Mixture-of-Depths Attention
Scaling depth is a key driver for large language models (LLMs). Yet, as LLMs become deeper, they often suffer from signal degradation: informative features formed in shallow layers are gradually diluted by repeated residual updates, making them harder to recover in deeper layers. We introduce mixture-of-depths attention (MoDA), a mechanism that allows each attention head to attend to sequence KV pairs at the current layer and depth KV pairs from preceding layers. We further describe a hardware-efficient algorithm for MoDA that resolves non-contiguous memory-access patterns, achieving 97.3% of FlashAttention-2’s efficiency at a sequence length of 64K. Experiments on 1.5B-parameter models demonstrate that MoDA consistently outperforms strong baselines. Notably, it improves average perplexity by 0.2 across 10 validation benchmarks and increases average performance by 2.11% on 10 downstream tasks, with a negligible 3.7% FLOPs computational overhead. We also find that combining MoDA with post-norm yields better performance than using it with pre-norm. These results suggest that MoDA is a promising primitive for depth scaling. Code is released at https://github.com/hustvl/MoDA .
💡 Research Summary
The paper addresses a fundamental challenge in scaling large language models (LLMs) deeper: as depth increases, useful representations formed in early layers become progressively diluted by repeated residual additions, making them difficult to recover in later layers. To mitigate this “information dilution,” the authors propose Mixture‑of‑Depths Attention (MoDA), a unified attention mechanism that lets each head attend simultaneously to the current layer’s sequence key‑value (KV) pairs and to depth‑wise KV pairs stored from all preceding layers at the same token position.

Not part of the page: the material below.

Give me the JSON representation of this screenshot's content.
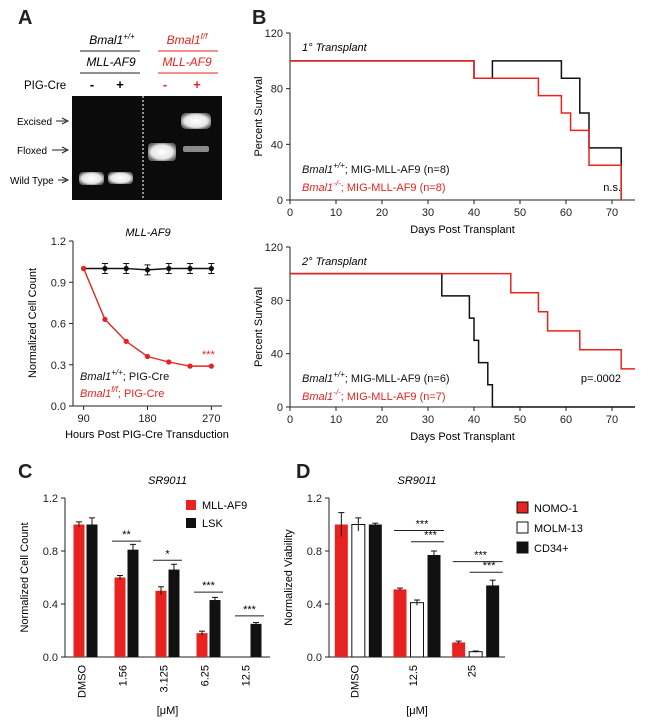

Conceptually, the authors view a Transformer block as a three‑step pipeline—read, operate, write—along the depth dimension. Traditional residual connections only read the current hidden state and write back by addition, while dense cross‑layer connections read all previous hidden states and concatenate them, preserving information but incurring quadratic cost in depth. Depth‑attention, introduced as an intermediate design, reads historical KV pairs via attention, reducing cost to O(L·D²) but still requiring separate query projections for depth. MoDA builds on depth‑attention by merging depth‑wise and sequence‑wise attention into a single softmax operation, reusing the query projection of the standard sequence attention. Consequently, MoDA adds negligible parameter overhead (O(L·D²/G) where G is the group size in Grouped‑Query Attention) and maintains the same favorable FLOPs scaling as depth‑attention.
From a systems perspective, MoDA faces non‑contiguous memory access because depth KV tensors are stored across layers. The authors design a hardware‑aware kernel that partitions queries, keys, and values into blocks aligned with the group size, loads them from high‑bandwidth memory (HBM) into on‑chip SRAM, and computes the combined attention while sharing online softmax state across sequence and depth keys. This fused kernel achieves 97.3 % of FlashAttention‑2’s throughput at a 64 K token context length, demonstrating that depth‑aware aggregation can be integrated without sacrificing modern GPU efficiency.
Empirically, the authors train decoder‑only models of 700 M and 1.5 B parameters on the 400 B‑token OLMo2 recipe. In the 1.5 B setting, MoDA reduces average C4 validation loss by 0.2 points and improves average downstream task performance (including HellaSwag, WinoGrande, ARC‑Challenge) by 2.11 % relative to the strong open‑source baseline OLMo2. Notably, combining MoDA with post‑norm (instead of the more common pre‑norm) yields further gains, suggesting that MoDA stabilizes gradient flow through deeper stacks. Ablation studies confirm the importance of the unified softmax, the reuse of query projections, and the depth‑KV caching strategy. Scaling experiments show consistent benefits as model size and layer count increase, and attention visualizations reveal reduced “attention‑sink” behavior, indicating more balanced probability mass between sequence and depth information.
Limitations include the current focus on decoder‑only architectures; extending MoDA to encoder‑decoder or multimodal models remains future work. The depth‑KV cache introduces a modest memory overhead (≈3–4 % of total FLOPs), which is acceptable for the reported scales but may become a bottleneck for extremely deep or wide models. Potential extensions involve KV compression, adaptive depth‑KV selection, and validation on models with tens of billions of parameters.
In summary, Mixture‑of‑Depths Attention offers a principled, data‑dependent method for preserving and reusing historical layer information, achieves near‑state‑of‑the‑art hardware efficiency, and delivers measurable perplexity and downstream performance improvements. It positions itself as a promising primitive for depth scaling in next‑generation LLMs.